Ey Allah’ın Resul’ü garip gönlümün şahı,
Senin yolunda mecnun zikrederim Allah’ı,
Kimi kulum yanılır, sapıtırım dergâhı;
_______Biz Mabuda taparız, yaklaşırız giderek,
_______Secdede mey çekeriz Allah’ı zikrederek.
Hakka âşıksan eğer sevdiğin can olmalı,
Elinde tuttuğun mey dolu fincan olmalı,
Allah kuluyum diyen önce insan olmalı;
_______Biz Mabuda taparız, yaklaşırız giderek,
_______Secdede mey çekeriz Allah’ı zikrederek.
(Ahmet İDRİSOĞLU)
TÜRKÜ
Evet Genç Radyonun değerli dinleyicileri. Böylece süremizin sonuna geldik.

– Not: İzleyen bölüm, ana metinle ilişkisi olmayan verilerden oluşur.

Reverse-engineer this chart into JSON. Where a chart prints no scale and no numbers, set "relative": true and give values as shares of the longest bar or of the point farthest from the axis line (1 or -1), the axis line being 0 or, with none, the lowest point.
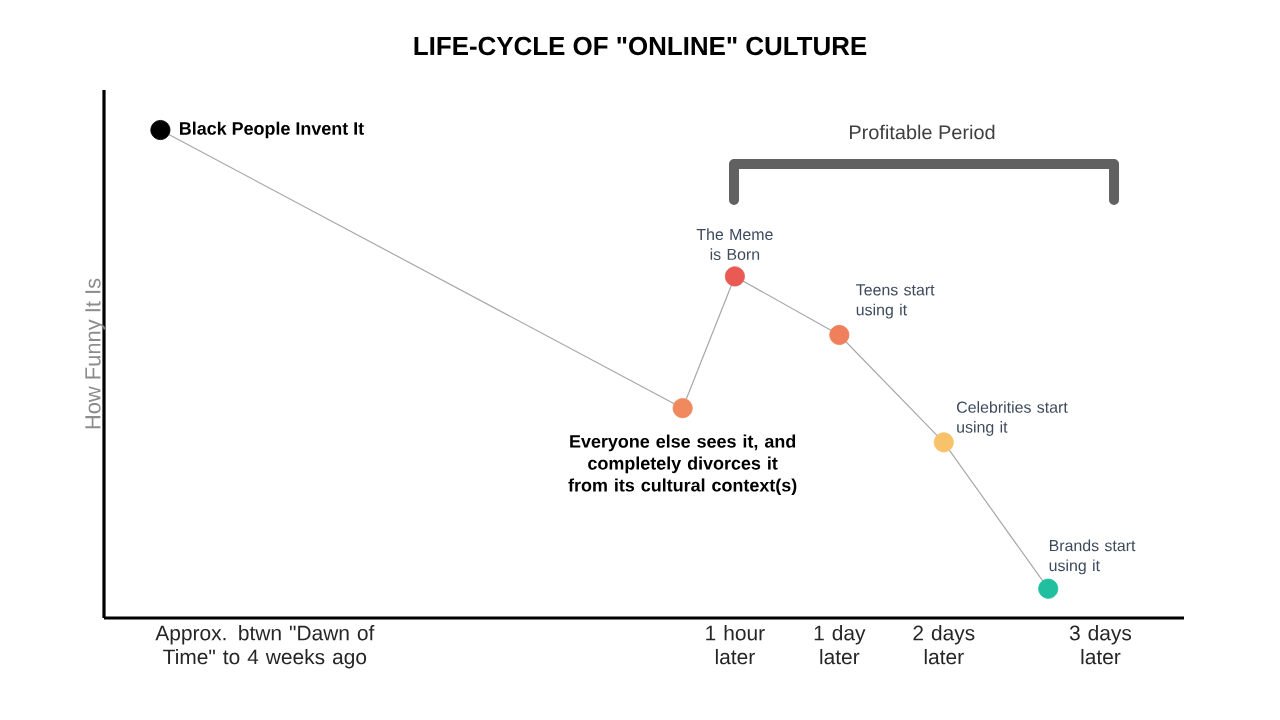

Bu programı sizlere hazırlayıp sunan biz üç kafadar; ben Ahmet İDRİSOĞLU, ben Hacer ALİOĞLU, BEN Zeynep SAVAŞ üçlüsü pazartesiye kadar sizleri Allaha emanet ediyor, hayırlı cumalar ve hayırlı hafta sonları diliyoruz efendim.
En kalbi saygılarımızla, şen kalın, esen kalın.
TÜRKÜ
Not:
Bu metin 15. Ekim.2010 Cuma günü saat (10-11) Kastamonu GENÇ RADYODA düzenlediğimiz sabah programını yayın akışıdır.